Endothelial tube formation on a reconstituted basement membrane (Matrigel) is a well-established in vitro model for studying the processes of angiogenesis and vasculogenesis. However, to date, the organizing principles that underlie the morphogenesis of this network and that shape the initial process of cells’ finding one another remain elusive. Here, we identify a mechanism that allows cells to form networks by mechanically reorganizing and stiffening their extracellular matrix, independent of chemical guidance cues. Interestingly, we find that this cellular self-organization strongly depends on the connectivity, plasticity, and topology of the surrounding matrix; cell contractility; and cell density. Cells rearrange the matrix and form bridges of matrix material that are stiffer than their surroundings, thus creating a durotactic track for the initiation of cell protrusions and cell-cell contacts.

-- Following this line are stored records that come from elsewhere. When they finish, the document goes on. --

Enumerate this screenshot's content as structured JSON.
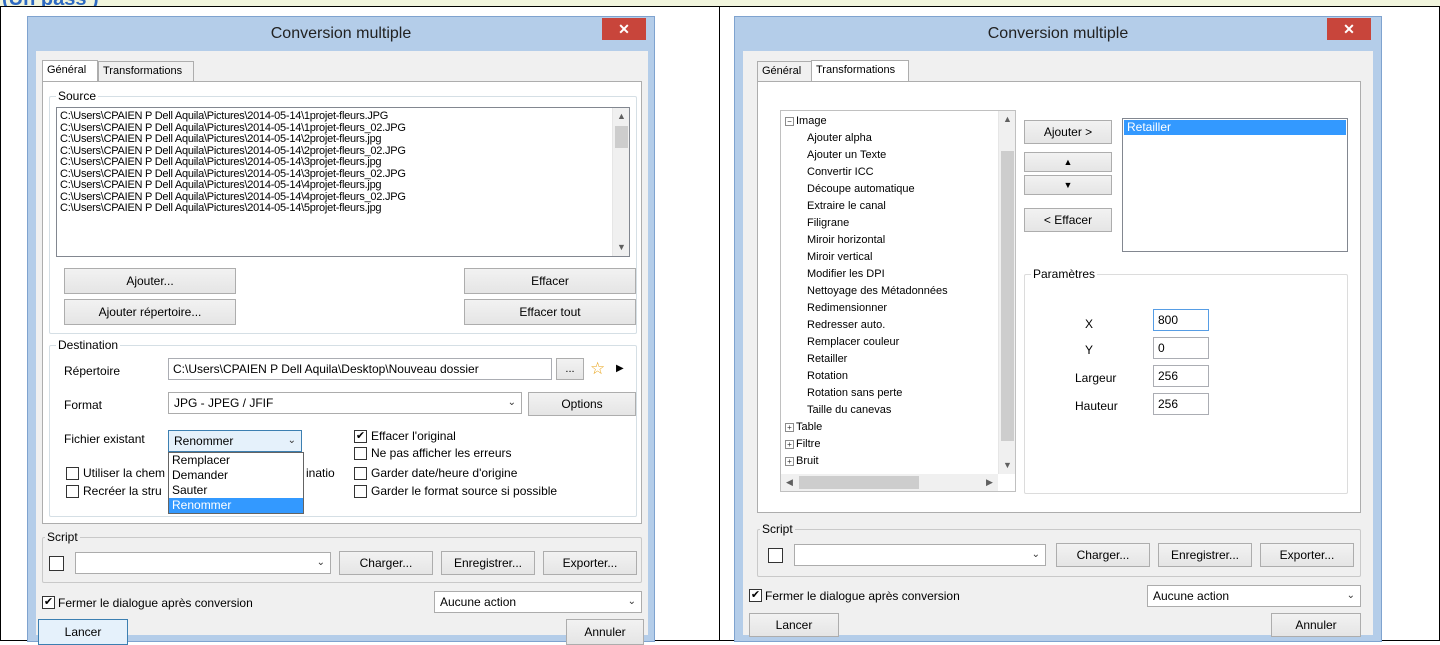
{
  "header_fragment": "(Un pass )",
  "left": {
    "title": "Conversion multiple",
    "close_glyph": "✕",
    "tabs": [
      "Général",
      "Transformations"
    ],
    "source_label": "Source",
    "source_files": [
      "C:\\Users\\CPAIEN P Dell Aquila\\Pictures\\2014-05-14\\1projet-fleurs.JPG",
      "C:\\Users\\CPAIEN P Dell Aquila\\Pictures\\2014-05-14\\1projet-fleurs_02.JPG",
      "C:\\Users\\CPAIEN P Dell Aquila\\Pictures\\2014-05-14\\2projet-fleurs.jpg",
      "C:\\Users\\CPAIEN P Dell Aquila\\Pictures\\2014-05-14\\2projet-fleurs_02.JPG",
      "C:\\Users\\CPAIEN P Dell Aquila\\Pictures\\2014-05-14\\3projet-fleurs.jpg",
      "C:\\Users\\CPAIEN P Dell Aquila\\Pictures\\2014-05-14\\3projet-fleurs_02.JPG",
      "C:\\Users\\CPAIEN P Dell Aquila\\Pictures\\2014-05-14\\4projet-fleurs.jpg",
      "C:\\Users\\CPAIEN P Dell Aquila\\Pictures\\2014-05-14\\4projet-fleurs_02.JPG",
      "C:\\Users\\CPAIEN P Dell Aquila\\Pictures\\2014-05-14\\5projet-fleurs.jpg"
    ],
    "btn_add": "Ajouter...",
    "btn_add_dir": "Ajouter répertoire...",
    "btn_clear": "Effacer",
    "btn_clear_all": "Effacer tout",
    "dest_label": "Destination",
    "dir_label": "Répertoire",
    "dir_value": "C:\\Users\\CPAIEN P Dell Aquila\\Desktop\\Nouveau dossier",
    "browse": "...",
    "format_label": "Format",
    "format_value": "JPG - JPEG / JFIF",
    "options": "Options",
    "existing_label": "Fichier existant",
    "existing_value": "Renommer",
    "existing_options": [
      "Remplacer",
      "Demander",
      "Sauter",
      "Renommer"
    ],
    "chk_delete_orig": "Effacer l'original",
    "chk_no_errors": "Ne pas afficher les erreurs",
    "chk_keep_date": "Garder date/heure d'origine",
    "chk_keep_format": "Garder le format source si possible",
    "chk_use_path": "Utiliser la chem",
    "chk_use_path_tail": "inatio",
    "chk_recreate": "Recréer la stru",
    "script_label": "Script",
    "load": "Charger...",
    "save": "Enregistrer...",
    "export": "Exporter...",
    "close_after": "Fermer le dialogue après conversion",
    "action_value": "Aucune action",
    "run": "Lancer",
    "cancel": "Annuler"
  },
  "right": {
    "title": "Conversion multiple",
    "close_glyph": "✕",
    "tabs": [
      "Général",
      "Transformations"
    ],
    "tree_root": "Image",
    "tree_items": [
      "Ajouter alpha",
      "Ajouter un Texte",
      "Convertir ICC",
      "Découpe automatique",
      "Extraire le canal",
      "Filigrane",
      "Miroir horizontal",
      "Miroir vertical",
      "Modifier les DPI",
      "Nettoyage des Métadonnées",
      "Redimensionner",
      "Redresser auto.",
      "Remplacer couleur",
      "Retailler",
      "Rotation",
      "Rotation sans perte",
      "Taille du canevas"
    ],
    "tree_other": [
      "Table",
      "Filtre",
      "Bruit"
    ],
    "add": "Ajouter >",
    "up": "▲",
    "down": "▼",
    "remove": "< Effacer",
    "selected_transform": "Retailler",
    "params_label": "Paramètres",
    "x_label": "X",
    "x_value": "800",
    "y_label": "Y",
    "y_value": "0",
    "w_label": "Largeur",
    "w_value": "256",
    "h_label": "Hauteur",
    "h_value": "256",
    "script_label": "Script",
    "load": "Charger...",
    "save": "Enregistrer...",
    "export": "Exporter...",
    "close_after": "Fermer le dialogue après conversion",
    "action_value": "Aucune action",
    "run": "Lancer",
    "cancel": "Annuler"
  }
}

This contractility-based communication via strain stiffening and matrix rearrangement might be a general organizing principle during tissue development or regeneration.

重组基底膜（Matrigel）上的内皮管形成是公认的体外方法用于研究血管生成和血管生成过程的模型。然而，迄今为止，构成该网络形态发生基础并影响细胞相互寻找的初始过程的组织原理仍然难以捉摸。在这里，我们确定了一种机制，该机制允许细胞通过机械重组和强化其细胞外基质而独立于化学指导，从而形成网络。有趣的是，我们发现这种细胞的自组织在很大程度上取决于周围基质的连通性，可塑性和拓扑。细胞收缩性 和细胞密度。细胞重新排列基质，并形成比其周围环境更硬的基质材料的桥，从而为细胞突起和细胞-细胞接触的起始创建了一条多向轨道。